La ansiedad neurótica
La ansiedad neurótica presente en distintas formas de neurosis, sobre todo en la neurosis de ansiedad y la neurosis fóbica, facilita la instauración de un estado depresivo. El propio carácter neurótico, caracterizado por la inseguridad y la baja autoestima, es asimismo un terreno adecuado para la germinación depresiva: En tanto que la ansiedad y las fobias neuróticas no precisan más especificaciones, es conveniente resaltar que el carácter neurótico se manifiesta sobre todo por la inseguridad de sí mismo, las inhibiciones y la timidez.
La depresión neurótica queda presentada así como la depresión cuya determinación se debe a factores neuróticos de inseguridad o de ansiedad. Las neurosis de carácter y de ansiedad son trastornos que arrancan de la infancia, a partir de un conflicto psíquico puntual o de un ambiente familiar dominado por la privación amorosa, el autoritarismo o la sobreprotección. El yo infantil se muestra demasiado débil para hacerse cargo de un ambiente de estas características o para afrontar el conflicto, y, en consecuencia, trata de desentenderse, portándose como si no existiesen las dificultades creadas por el conflicto o por la adaptación familiar, Para ello suele recurrir el niño al mecanismo de la represión intrapsíquica. Una vez el material conflictivo es reprimido toma mayor fuerza y se convierte en germen de la neurosis.
La causalidad de la depresión neurótica se desdobla, por lo tanto, en dos secuencias (Figura 9).

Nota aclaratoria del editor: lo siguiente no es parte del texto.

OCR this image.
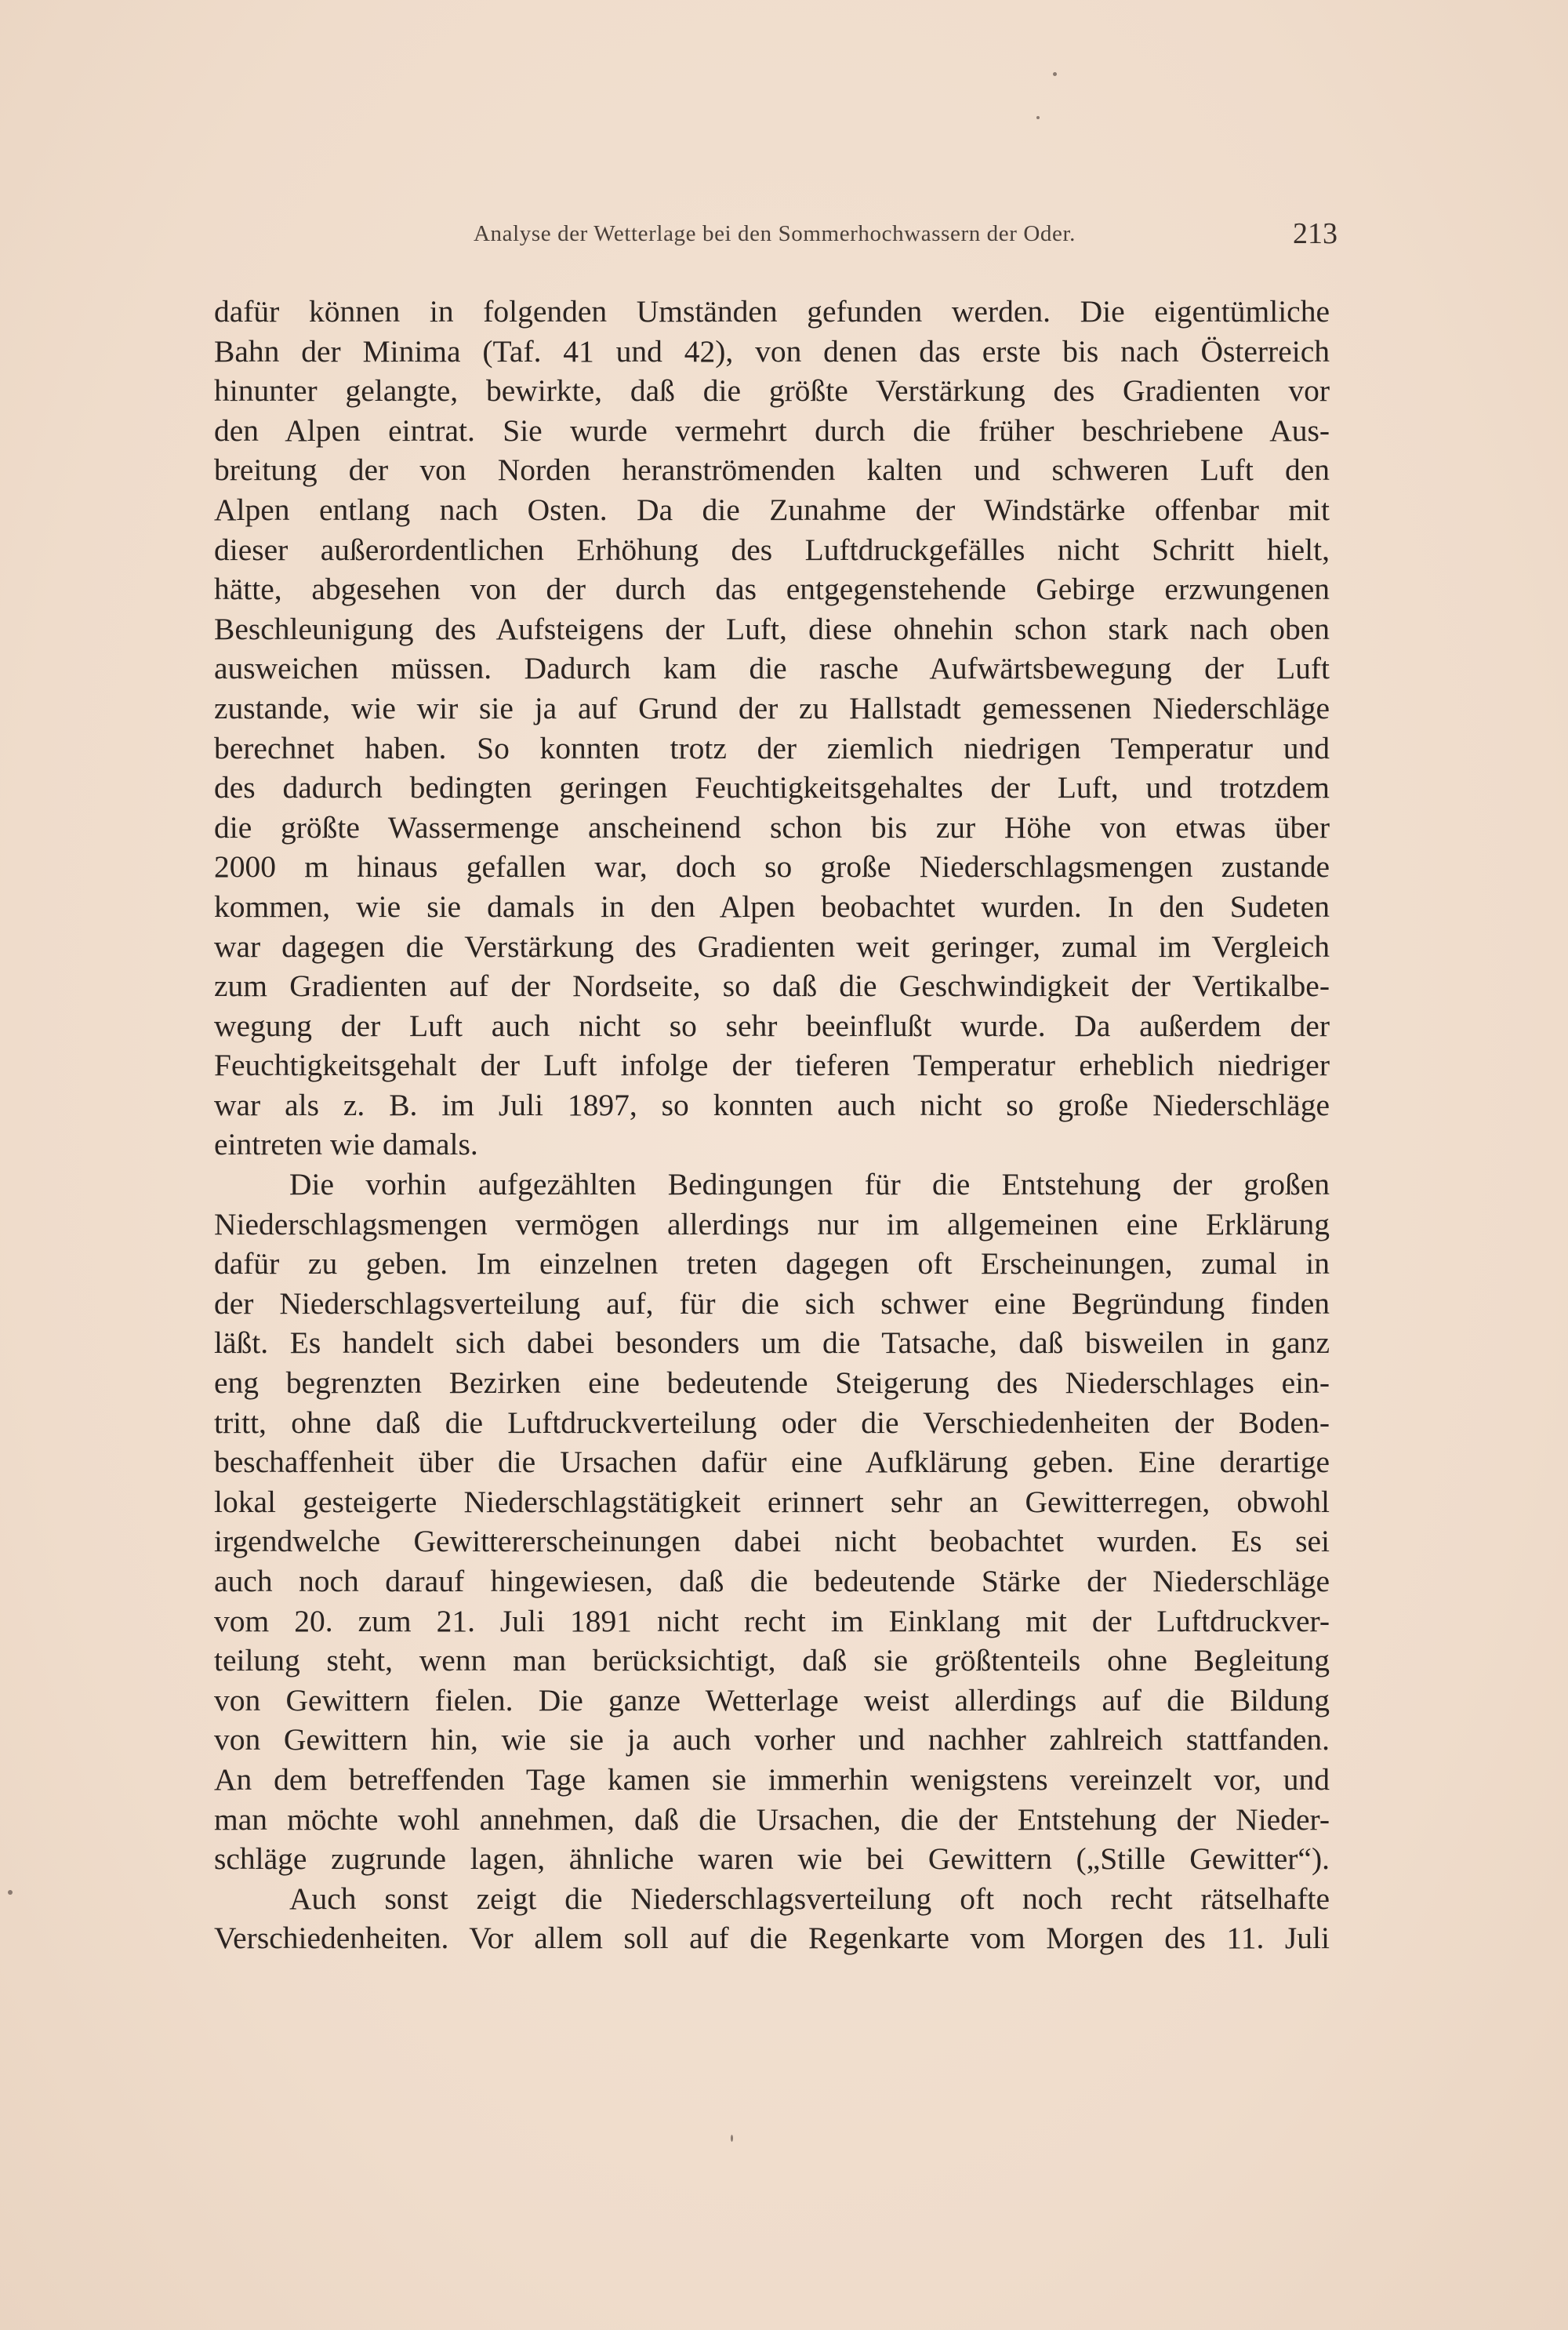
Analyse der Wetterlage bei den Sommerhochwassern der Oder.	213
dafür können in folgenden Umständen gefunden werden. Die eigentümliche
Bahn der Minima (Taf. 41 und 42), von denen das erste bis nach Österreich
hinunter gelangte, bewirkte, daß die größte Verstärkung des Gradienten vor
den Alpen eintrat. Sie wurde vermehrt durch die früher beschriebene Aus-
breitung der von Norden heranströmenden kalten und schweren Luft den
Alpen entlang nach Osten. Da die Zunahme der Windstärke offenbar mit
dieser außerordentlichen Erhöhung des Luftdruckgefälles nicht Schritt hielt,
hätte, abgesehen von der durch das entgegenstehende Gebirge erzwungenen
Beschleunigung des Aufsteigens der Luft, diese ohnehin schon stark nach oben
ausweichen müssen. Dadurch kam die rasche Aufwärtsbewegung der Luft
zustande, wie wir sie ja auf Grund der zu Hallstadt gemessenen Niederschläge
berechnet haben. So konnten trotz der ziemlich niedrigen Temperatur und
des dadurch bedingten geringen Feuchtigkeitsgehaltes der Luft, und trotzdem
die größte Wassermenge anscheinend schon bis zur Höhe von etwas über
2000 m hinaus gefallen war, doch so große Niederschlagsmengen zustande
kommen, wie sie damals in den Alpen beobachtet wurden. In den Sudeten
war dagegen die Verstärkung des Gradienten weit geringer, zumal im Vergleich
zum Gradienten auf der Nordseite, so daß die Geschwindigkeit der Vertikalbe-
wegung der Luft auch nicht so sehr beeinflußt wurde. Da außerdem der
Feuchtigkeitsgehalt der Luft infolge der tieferen Temperatur erheblich niedriger
war als z. B. im Juli 1897, so konnten auch nicht so große Niederschläge
eintreten wie damals.
Die vorhin aufgezählten Bedingungen für die Entstehung der großen
Niederschlagsmengen vermögen allerdings nur im allgemeinen eine Erklärung
dafür zu geben. Im einzelnen treten dagegen oft Erscheinungen, zumal in
der Niederschlagsverteilung auf, für die sich schwer eine Begründung finden
läßt. Es handelt sich dabei besonders um die Tatsache, daß bisweilen in ganz
eng begrenzten Bezirken eine bedeutende Steigerung des Niederschlages ein-
tritt, ohne daß die Luftdruckverteilung oder die Verschiedenheiten der Boden-
beschaffenheit über die Ursachen dafür eine Aufklärung geben. Eine derartige
lokal gesteigerte Niederschlagstätigkeit erinnert sehr an Gewitterregen, obwohl
irgendwelche Gewittererscheinungen dabei nicht beobachtet wurden. Es sei
auch noch darauf hingewiesen, daß die bedeutende Stärke der Niederschläge
vom 20. zum 21. Juli 1891 nicht recht im Einklang mit der Luftdruckver-
teilung steht, wenn man berücksichtigt, daß sie größtenteils ohne Begleitung
von Gewittern fielen. Die ganze Wetterlage weist allerdings auf die Bildung
von Gewittern hin, wie sie ja auch vorher und nachher zahlreich stattfanden.
An dem betreffenden Tage kamen sie immerhin wenigstens vereinzelt vor, und
man möchte wohl annehmen, daß die Ursachen, die der Entstehung der Nieder-
schläge zugrunde lagen, ähnliche waren wie bei Gewittern („Stille Gewitter“).
Auch sonst zeigt die Niederschlagsverteilung oft noch recht rätselhafte
Verschiedenheiten. Vor allem soll auf die Regenkarte vom Morgen des 11. Juli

Figura 9: Las dos secuencias causales de la depresión neurótica
La intervención de la inseguridad de carácter, la baja autoestima y los estados de ansiedad como agentes responsables de cierta modalidad de depresión, ha sido refrendada por la moderna psiquiatría estadounidense al describir cómo algunos cuadros de los llamados «ataques de pánico», versión equivalente a las crisis de ansiedad, tienden a asociarse con el estado depresivo y este conjunto mixto mejora espectacularmente con la administración de fármacos antidepresivos.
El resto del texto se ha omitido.